La Cia Toscana sollecita inoltre interventi urgenti da parte del Governo Nazionale per cercare di recuperare competitività del settore, soprattutto nei confronti degli altri paesi dell’Europa.

«Non sarà sufficiente la sola capacità individuale delle singole imprese a rilanciare il settore – specifica Giordano Pascucci – ma serviranno strategie condivise e una maggiore concertazione tra il governo nazionale, quello regionale e le forze sociali oltre all’attuazione di un piano economico regionale che coinvolga l’impresa agricola, che nella regione rappresenta un ruolo importante e decisivo per altri settori, basti pensare al turismo attratto dalla paesaggistica di certi posti data proprio dalla cultura rurale.

La Regione prima di tutto, però, dovrà svolgere in questo senso un ruolo più marcatamente a favore del settore.
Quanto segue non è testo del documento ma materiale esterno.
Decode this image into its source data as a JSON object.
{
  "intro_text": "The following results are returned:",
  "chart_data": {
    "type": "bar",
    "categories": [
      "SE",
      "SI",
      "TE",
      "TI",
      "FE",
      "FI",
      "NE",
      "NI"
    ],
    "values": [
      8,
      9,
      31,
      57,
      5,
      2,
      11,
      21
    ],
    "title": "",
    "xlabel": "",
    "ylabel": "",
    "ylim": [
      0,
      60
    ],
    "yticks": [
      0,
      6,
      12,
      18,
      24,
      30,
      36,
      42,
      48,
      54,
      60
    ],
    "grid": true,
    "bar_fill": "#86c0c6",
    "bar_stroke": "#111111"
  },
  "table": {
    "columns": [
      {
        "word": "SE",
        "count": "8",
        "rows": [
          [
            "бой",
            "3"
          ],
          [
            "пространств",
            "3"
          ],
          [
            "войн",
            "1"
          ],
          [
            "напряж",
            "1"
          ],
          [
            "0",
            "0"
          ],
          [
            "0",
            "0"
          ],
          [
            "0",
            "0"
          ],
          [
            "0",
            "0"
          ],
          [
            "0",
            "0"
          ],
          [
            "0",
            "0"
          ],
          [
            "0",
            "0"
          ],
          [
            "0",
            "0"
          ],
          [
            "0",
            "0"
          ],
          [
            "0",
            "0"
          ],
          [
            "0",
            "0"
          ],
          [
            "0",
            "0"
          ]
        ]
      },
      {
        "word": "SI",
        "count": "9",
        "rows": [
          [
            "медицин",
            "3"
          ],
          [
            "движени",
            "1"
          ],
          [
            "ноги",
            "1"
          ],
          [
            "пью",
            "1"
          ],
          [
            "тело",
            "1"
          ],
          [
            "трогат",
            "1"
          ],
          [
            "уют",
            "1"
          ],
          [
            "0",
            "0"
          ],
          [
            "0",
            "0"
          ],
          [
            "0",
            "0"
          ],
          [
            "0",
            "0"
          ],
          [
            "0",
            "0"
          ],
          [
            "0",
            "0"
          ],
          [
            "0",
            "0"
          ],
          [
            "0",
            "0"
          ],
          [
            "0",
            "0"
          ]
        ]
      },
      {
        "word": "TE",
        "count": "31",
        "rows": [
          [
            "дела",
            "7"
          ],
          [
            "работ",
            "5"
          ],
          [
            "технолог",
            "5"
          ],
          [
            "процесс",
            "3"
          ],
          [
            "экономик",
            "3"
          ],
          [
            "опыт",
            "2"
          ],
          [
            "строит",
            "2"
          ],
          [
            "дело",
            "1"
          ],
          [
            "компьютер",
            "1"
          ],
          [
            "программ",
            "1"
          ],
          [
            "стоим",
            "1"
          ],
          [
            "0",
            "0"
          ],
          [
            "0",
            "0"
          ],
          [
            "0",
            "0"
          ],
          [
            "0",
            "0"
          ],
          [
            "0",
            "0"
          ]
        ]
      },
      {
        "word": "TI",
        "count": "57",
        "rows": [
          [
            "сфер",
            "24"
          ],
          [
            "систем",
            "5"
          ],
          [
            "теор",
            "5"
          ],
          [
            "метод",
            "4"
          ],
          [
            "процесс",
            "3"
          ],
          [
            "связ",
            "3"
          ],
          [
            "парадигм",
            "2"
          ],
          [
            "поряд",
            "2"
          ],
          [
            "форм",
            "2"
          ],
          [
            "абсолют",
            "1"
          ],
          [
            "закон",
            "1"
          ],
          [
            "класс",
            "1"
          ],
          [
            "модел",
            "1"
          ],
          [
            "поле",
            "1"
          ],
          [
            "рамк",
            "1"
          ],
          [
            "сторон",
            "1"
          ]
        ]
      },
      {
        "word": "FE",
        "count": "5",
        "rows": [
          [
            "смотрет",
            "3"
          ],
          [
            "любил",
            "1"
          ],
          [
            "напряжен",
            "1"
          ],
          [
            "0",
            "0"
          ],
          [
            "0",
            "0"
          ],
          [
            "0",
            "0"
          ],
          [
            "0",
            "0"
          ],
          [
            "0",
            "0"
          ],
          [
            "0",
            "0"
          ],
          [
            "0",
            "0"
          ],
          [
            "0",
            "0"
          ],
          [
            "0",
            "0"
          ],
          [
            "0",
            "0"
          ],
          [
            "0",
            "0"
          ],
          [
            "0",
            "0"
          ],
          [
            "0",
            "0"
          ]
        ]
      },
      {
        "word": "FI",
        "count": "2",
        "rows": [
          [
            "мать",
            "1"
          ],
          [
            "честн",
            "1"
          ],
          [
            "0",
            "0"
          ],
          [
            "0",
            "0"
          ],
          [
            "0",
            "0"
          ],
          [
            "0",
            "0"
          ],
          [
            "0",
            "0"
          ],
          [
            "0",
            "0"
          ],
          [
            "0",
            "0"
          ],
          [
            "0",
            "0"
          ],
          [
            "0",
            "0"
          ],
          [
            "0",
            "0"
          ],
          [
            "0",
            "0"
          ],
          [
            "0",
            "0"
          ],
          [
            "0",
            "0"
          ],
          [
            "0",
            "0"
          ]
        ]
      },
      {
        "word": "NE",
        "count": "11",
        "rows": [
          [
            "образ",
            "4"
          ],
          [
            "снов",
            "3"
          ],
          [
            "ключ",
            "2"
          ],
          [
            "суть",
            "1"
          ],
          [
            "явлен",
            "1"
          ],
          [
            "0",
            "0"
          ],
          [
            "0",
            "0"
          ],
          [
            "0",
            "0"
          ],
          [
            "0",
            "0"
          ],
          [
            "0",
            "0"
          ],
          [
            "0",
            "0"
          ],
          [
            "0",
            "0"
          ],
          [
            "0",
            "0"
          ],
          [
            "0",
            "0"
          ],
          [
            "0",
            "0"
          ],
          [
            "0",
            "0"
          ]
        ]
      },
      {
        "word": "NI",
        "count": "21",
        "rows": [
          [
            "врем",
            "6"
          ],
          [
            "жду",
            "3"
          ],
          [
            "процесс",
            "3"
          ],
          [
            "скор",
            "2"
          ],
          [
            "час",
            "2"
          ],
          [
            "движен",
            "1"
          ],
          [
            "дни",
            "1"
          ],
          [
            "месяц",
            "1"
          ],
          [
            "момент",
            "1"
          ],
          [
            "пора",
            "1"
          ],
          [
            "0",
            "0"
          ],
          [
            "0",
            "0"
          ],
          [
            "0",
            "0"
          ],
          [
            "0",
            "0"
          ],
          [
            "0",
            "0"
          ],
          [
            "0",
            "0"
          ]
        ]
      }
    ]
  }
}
Durante la Conferenza Regionale dell’Agricoltura si è parlato di strategie: le condividiamo, ma che vengano messe in atto quanto prima per non rischiare di lasciare i nostri agricoltori un passo indietro rispetto allo sviluppo economico della regione e del Paese».
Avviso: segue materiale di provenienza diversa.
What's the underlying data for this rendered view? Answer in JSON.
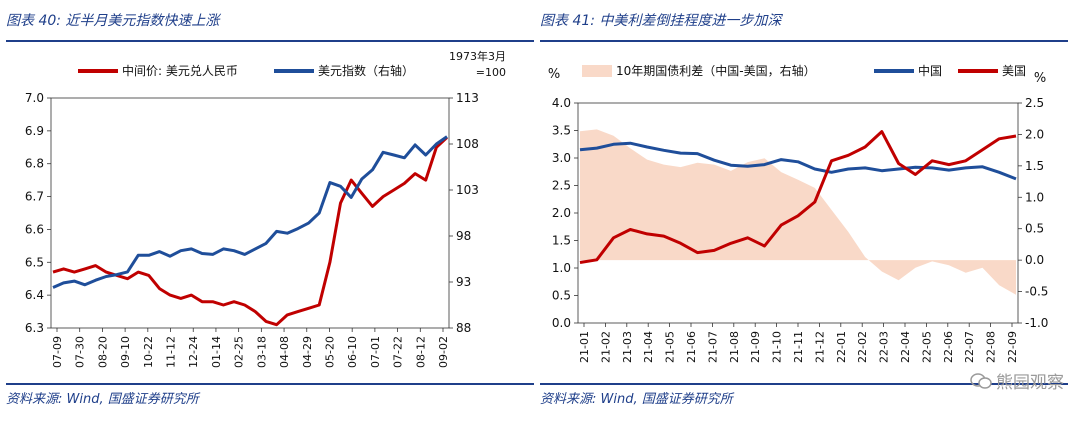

Alla luce di questi primi dati poco promettenti e in attesa del rapporto Irpet – Arsia, la Cia Toscana si aspetta un lavoro sulle filiere, elemento fondamentale per il rilancio di un’economia in scala; uno sviluppo locale integrato; un rapporto diretto tra l’agricoltura e gli altri settori economici; più credito ai produttori per reinvestire nelle colture tradizionali e nell’innovazione del sistema secondo la multifunzionalità dell’azienda.

«Non dimentichiamo inoltre – conclude Pascucci - il ruolo che il Prs (Piano Regionale di Sviluppo) potrà e dovrà avere anche nei confronti dell’agricoltura, settore che dovrà fare parte dell’intero progetto economico della regione per il rilancio della competitività di tutta l’economia, agricoltura e aree rurali comprese».